Merespons situasi ini, Ketua Komisi II DPRD Badung, I Made Sada, A.Md.Par., S.H. mengaku akan segera menghubungi Dinas Koperasi, UMKM, dan Perdagangan (DiskopUKMP) dan Pertamina khususnya terkait pangkalan-pangkalan resmi di Badung yang bisa melayani konsumen pasca pelarangan pengecer menjual elpiji 3 kg mulai 1 Februari 2025.

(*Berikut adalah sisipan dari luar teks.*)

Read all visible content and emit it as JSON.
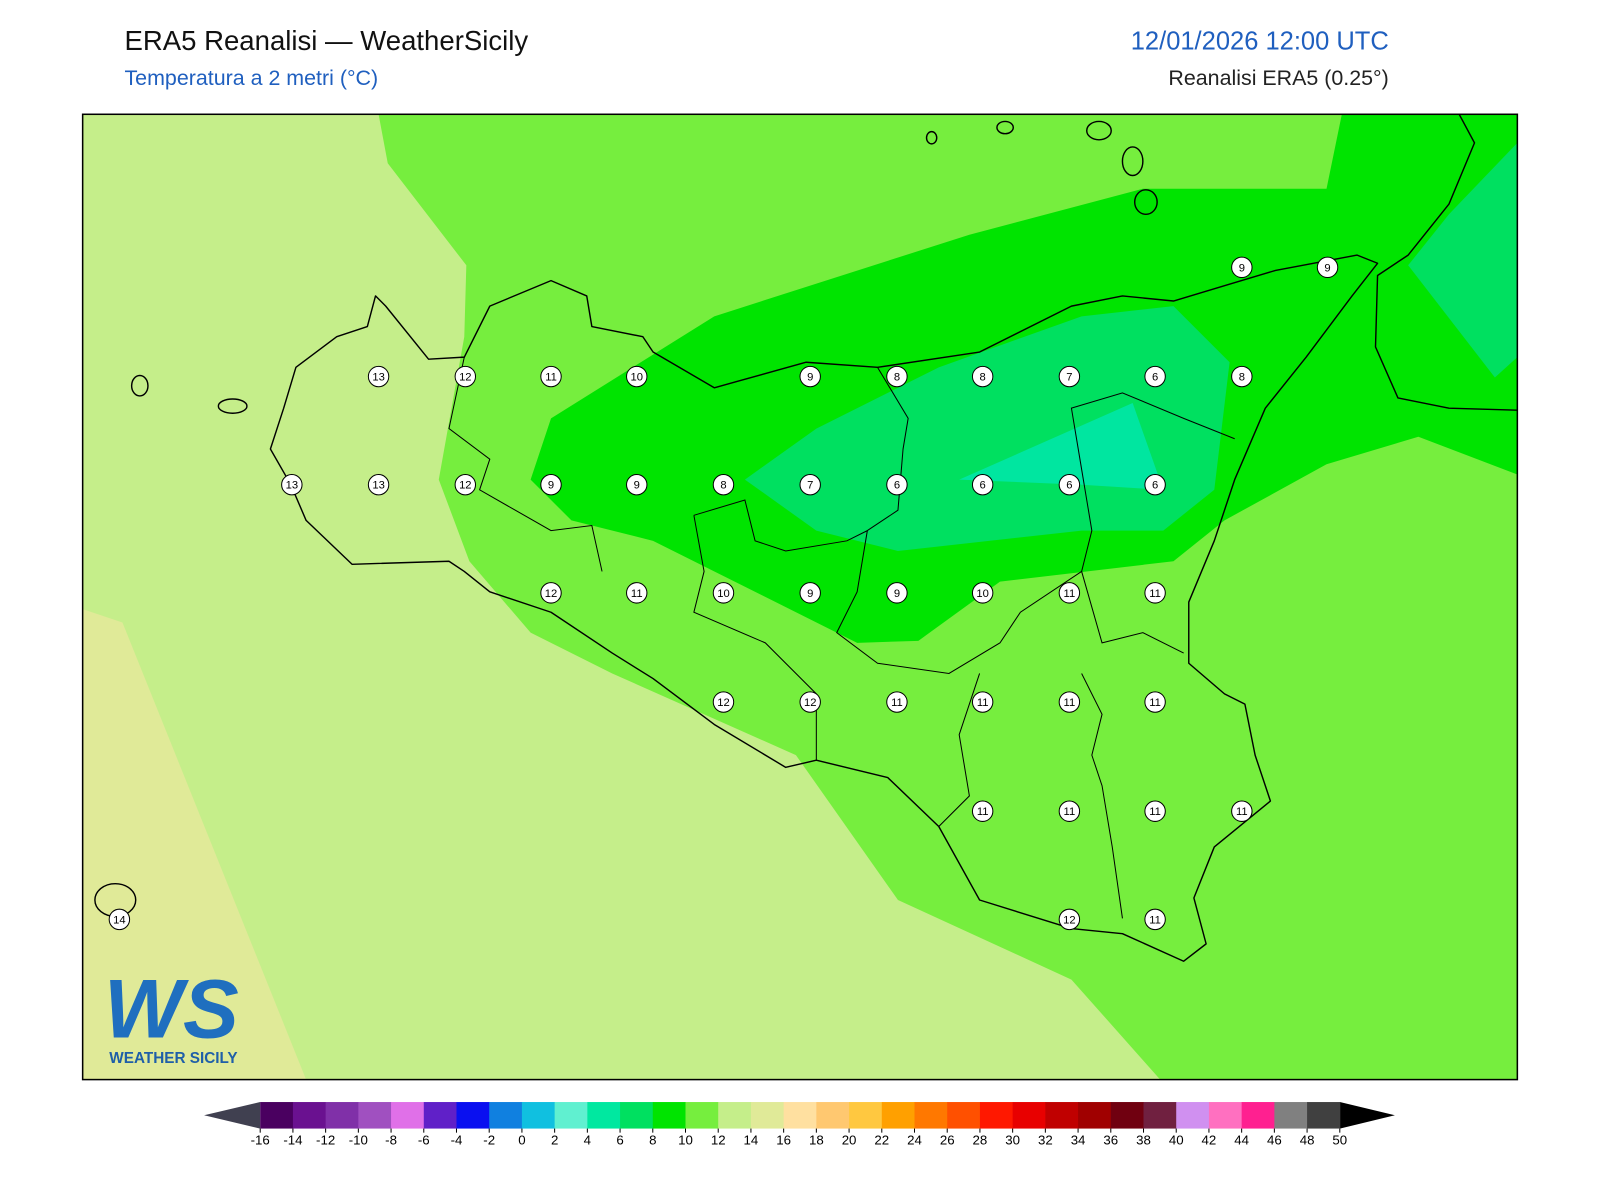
{
  "header": {
    "title": "ERA5 Reanalisi — WeatherSicily",
    "subtitle": "Temperatura a 2 metri (°C)",
    "datetime": "12/01/2026 12:00 UTC",
    "source": "Reanalisi ERA5 (0.25°)"
  },
  "stations": {
    "values": [
      13,
      12,
      11,
      10,
      9,
      8,
      8,
      7,
      6,
      8,
      9,
      9,
      13,
      13,
      12,
      9,
      9,
      8,
      7,
      6,
      6,
      6,
      6,
      12,
      11,
      10,
      9,
      9,
      10,
      11,
      11,
      12,
      12,
      11,
      11,
      11,
      11,
      11,
      11,
      11,
      11,
      14,
      12,
      11
    ]
  },
  "colorbar": {
    "ticks": [
      -16,
      -14,
      -12,
      -10,
      -8,
      -6,
      -4,
      -2,
      0,
      2,
      4,
      6,
      8,
      10,
      12,
      14,
      16,
      18,
      20,
      22,
      24,
      26,
      28,
      30,
      32,
      34,
      36,
      38,
      40,
      42,
      44,
      46,
      48,
      50
    ],
    "colors": [
      "#4a0060",
      "#6a1190",
      "#8030a8",
      "#a050c0",
      "#e070e8",
      "#6020c8",
      "#0a10f0",
      "#1080e0",
      "#10c0e0",
      "#60f0d0",
      "#00e8a0",
      "#00e060",
      "#00e400",
      "#76ee3e",
      "#c5ee8a",
      "#e0ea98",
      "#ffe0a0",
      "#ffc870",
      "#ffc840",
      "#ffa000",
      "#ff7800",
      "#ff5000",
      "#ff1800",
      "#e80000",
      "#c00000",
      "#a00000",
      "#700010",
      "#702040",
      "#d090f0",
      "#ff70c0",
      "#ff2090",
      "#808080",
      "#404040"
    ],
    "under_color": "#404050",
    "over_color": "#000000"
  },
  "logo": {
    "text": "WS",
    "subtext": "WEATHER SICILY"
  }
}
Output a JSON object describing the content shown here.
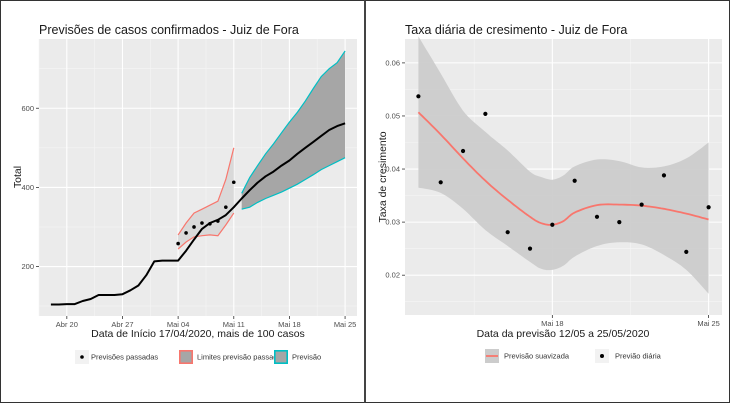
{
  "chart_data": [
    {
      "type": "line",
      "title": "Previsões de casos confirmados - Juiz de Fora",
      "xlabel": "Data de Início 17/04/2020, mais de 100 casos",
      "ylabel": "Total",
      "x_unit": "days since 2020-04-20",
      "x_ticks": [
        {
          "label": "Abr 20",
          "value": 0
        },
        {
          "label": "Abr 27",
          "value": 7
        },
        {
          "label": "Mai 04",
          "value": 14
        },
        {
          "label": "Mai 11",
          "value": 21
        },
        {
          "label": "Mai 18",
          "value": 28
        },
        {
          "label": "Mai 25",
          "value": 35
        }
      ],
      "y_ticks": [
        200,
        400,
        600
      ],
      "xlim": [
        -3.5,
        36.5
      ],
      "ylim": [
        75,
        775
      ],
      "grid": true,
      "legend_position": "bottom",
      "series": [
        {
          "name": "Casos confirmados",
          "color": "#000000",
          "x": [
            -2,
            -1,
            0,
            1,
            2,
            3,
            4,
            5,
            6,
            7,
            8,
            9,
            10,
            11,
            12,
            13,
            14,
            15,
            16,
            17,
            18,
            19,
            20,
            21,
            22,
            23,
            24,
            25,
            26,
            27,
            28,
            29,
            30,
            31,
            32,
            33,
            34,
            35
          ],
          "y": [
            104,
            104,
            105,
            105,
            113,
            118,
            128,
            128,
            128,
            130,
            140,
            152,
            178,
            213,
            215,
            215,
            215,
            240,
            268,
            295,
            310,
            318,
            330,
            350,
            372,
            393,
            412,
            428,
            440,
            455,
            468,
            485,
            500,
            515,
            530,
            545,
            555,
            562
          ]
        },
        {
          "name": "Previsões passadas",
          "type": "scatter",
          "color": "#000000",
          "x": [
            14,
            15,
            16,
            17,
            18,
            19,
            20,
            21
          ],
          "y": [
            258,
            285,
            300,
            310,
            308,
            315,
            350,
            413
          ]
        },
        {
          "name": "Limites previsão passada",
          "type": "ribbon",
          "stroke": "#f8766d",
          "fill": "#d9d9d9",
          "x": [
            14,
            15,
            16,
            17,
            18,
            19,
            20,
            21
          ],
          "lower": [
            244,
            262,
            275,
            278,
            280,
            278,
            305,
            335
          ],
          "upper": [
            280,
            310,
            335,
            345,
            355,
            365,
            420,
            500
          ]
        },
        {
          "name": "Previsão",
          "type": "ribbon",
          "stroke": "#00bfc4",
          "fill": "#a6a6a6",
          "x": [
            22,
            23,
            24,
            25,
            26,
            27,
            28,
            29,
            30,
            31,
            32,
            33,
            34,
            35
          ],
          "lower": [
            345,
            350,
            362,
            372,
            380,
            388,
            398,
            408,
            420,
            432,
            445,
            455,
            465,
            475
          ],
          "upper": [
            385,
            425,
            455,
            485,
            510,
            538,
            565,
            590,
            618,
            650,
            680,
            700,
            715,
            745
          ]
        }
      ],
      "legend": [
        {
          "label": "Previsões passadas",
          "kind": "point"
        },
        {
          "label": "Limites previsão passada",
          "kind": "box",
          "stroke": "#f8766d"
        },
        {
          "label": "Previsão",
          "kind": "box",
          "stroke": "#00bfc4"
        }
      ]
    },
    {
      "type": "scatter",
      "title": "Taxa diária de cresimento - Juiz de Fora",
      "xlabel": "Data da previsão 12/05 a 25/05/2020",
      "ylabel": "Taxa de cresimento",
      "x_unit": "days since 2020-05-12",
      "x_ticks": [
        {
          "label": "Mai 18",
          "value": 6
        },
        {
          "label": "Mai 25",
          "value": 13
        }
      ],
      "y_ticks": [
        0.02,
        0.03,
        0.04,
        0.05,
        0.06
      ],
      "xlim": [
        -0.6,
        13.6
      ],
      "ylim": [
        0.0125,
        0.0645
      ],
      "grid": true,
      "legend_position": "bottom",
      "points": {
        "name": "Previão diária",
        "color": "#000000",
        "x": [
          0,
          1,
          2,
          3,
          4,
          5,
          6,
          7,
          8,
          9,
          10,
          11,
          12,
          13
        ],
        "y": [
          0.0537,
          0.0375,
          0.0434,
          0.0504,
          0.0281,
          0.025,
          0.0295,
          0.0378,
          0.031,
          0.03,
          0.0333,
          0.0388,
          0.0244,
          0.0328
        ]
      },
      "smooth": {
        "name": "Previsão suavizada",
        "color": "#f8766d",
        "band_fill": "#cccccc",
        "x": [
          0,
          1,
          2,
          3,
          4,
          5,
          5.5,
          6,
          6.5,
          7,
          8,
          9,
          10,
          11,
          12,
          13
        ],
        "y": [
          0.0507,
          0.0465,
          0.042,
          0.0378,
          0.0342,
          0.031,
          0.0298,
          0.0295,
          0.0302,
          0.0318,
          0.0332,
          0.0333,
          0.0331,
          0.0325,
          0.0316,
          0.0305
        ],
        "lower": [
          0.0365,
          0.0355,
          0.0325,
          0.0285,
          0.0255,
          0.0225,
          0.0212,
          0.021,
          0.0218,
          0.0235,
          0.0255,
          0.0262,
          0.0258,
          0.0238,
          0.021,
          0.0165
        ],
        "upper": [
          0.065,
          0.058,
          0.051,
          0.047,
          0.0435,
          0.0395,
          0.0385,
          0.038,
          0.0388,
          0.0405,
          0.0418,
          0.0415,
          0.0403,
          0.0405,
          0.042,
          0.045
        ]
      },
      "legend": [
        {
          "label": "Previsão suavizada",
          "kind": "line",
          "stroke": "#f8766d"
        },
        {
          "label": "Previão diária",
          "kind": "point"
        }
      ]
    }
  ]
}
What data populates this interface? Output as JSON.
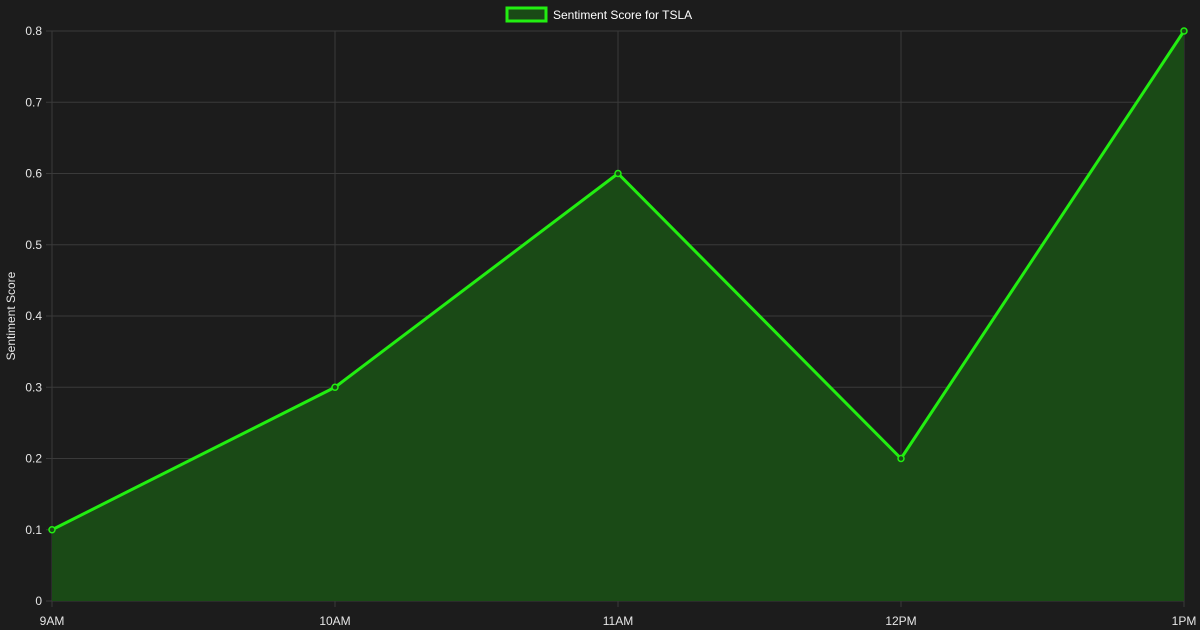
{
  "chart_data": {
    "type": "area",
    "title": "",
    "legend": {
      "label": "Sentiment Score for TSLA",
      "position": "top-center"
    },
    "x": [
      "9AM",
      "10AM",
      "11AM",
      "12PM",
      "1PM"
    ],
    "series": [
      {
        "name": "Sentiment Score for TSLA",
        "values": [
          0.1,
          0.3,
          0.6,
          0.2,
          0.8
        ],
        "color": "#22ee11",
        "fill_color": "#1a4a16"
      }
    ],
    "xlabel": "",
    "ylabel": "Sentiment Score",
    "ylim": [
      0,
      0.8
    ],
    "yticks": [
      0,
      0.1,
      0.2,
      0.3,
      0.4,
      0.5,
      0.6,
      0.7,
      0.8
    ],
    "grid": true
  },
  "colors": {
    "background": "#1c1c1c",
    "grid": "#3a3a3a",
    "text": "#e6e6e6"
  }
}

Harus cepat karena elpiji 3 kg merupakan kebutuhan pokok masyarakat, politisi Partai Demokrat Dapil Kuta itu menilai Pertamina harus segera melakukan langkah antisipasi agar barang ini sampai di tangan masyarakat Bali, khususnya Kabupaten Badung.
“Kami selaku wakil rakyat, tentu pro rakyat. Menurut saya pribadi, kebijakan ini perlu dikaji ulang kembali waktu pelaksanaannya agar pangkalan elpiji 3 kg benar-benar siap terlebih dahulu sebelum pengecer dilarang mendistribusikan elpiji 3 kg,” ucap sosok yang akrab disapa Sada Dego itu, Senin, 3 Februari 2025.
Sebelum pengecer dilarang mendistribusikan elpiji 3 kg, Sada Dego menjelaskan kebijakan ini didahului oleh sejumlah kebijakan, yakni Permen ESDM Nomor 28 Tahun 2008 tentang Harga Jual Eceran LPG Tabung 3 Kg; Permen ESDM Nomor 26 Tahun 2009 jo Permen ESDM Nomor 28 Tahun 2021 tentang Penyediaan dan Pendistribusian LPG; Permen ESDM Nomor 13 Tahun 2018 tentang Kegiatan Penyaluran Bahan Bakar Minyak, Bahan Bakar Gas dan Liquefied Petroleum Gas; dan Permen ESDM Nomor 21 Tahun 2007 tentang Penyelenggaraan Penyediaan dan Pendistribusian Liquefied Petroleum Gas Tabung 3 Kilogram.
Sayangnya, menurut Sada Dego sebelum pemerintah melarang penjualan elpiji 3 kg melalui pengecer dan sepenuhnya dialihkan ke pangkalan resmi per 1 Februari 2025, terkesan tidak ada sosialisasi yang masif di masyarakat sehingga kebingungan terjadi seperti saat ini.
“Penyampaian ke masyarakat, sosialisasinya kurang sehingga terkesan mendadak padahal sejatinya peraturannya sudah dirancang sejak jauh-jauh hari. Padahal ada aparatur pemerintah terbawa, yakni kaling atau kadus yang bisa menjadi perpanjangan tangan pemerintah pusat agar masyarakat benar-benar siap saat penerapan dilaksanakan. Mestinya sejak awal, sejak tahun 2021 secara intens ini disosialisasikan ke masyarakat,” terang Sada Dego.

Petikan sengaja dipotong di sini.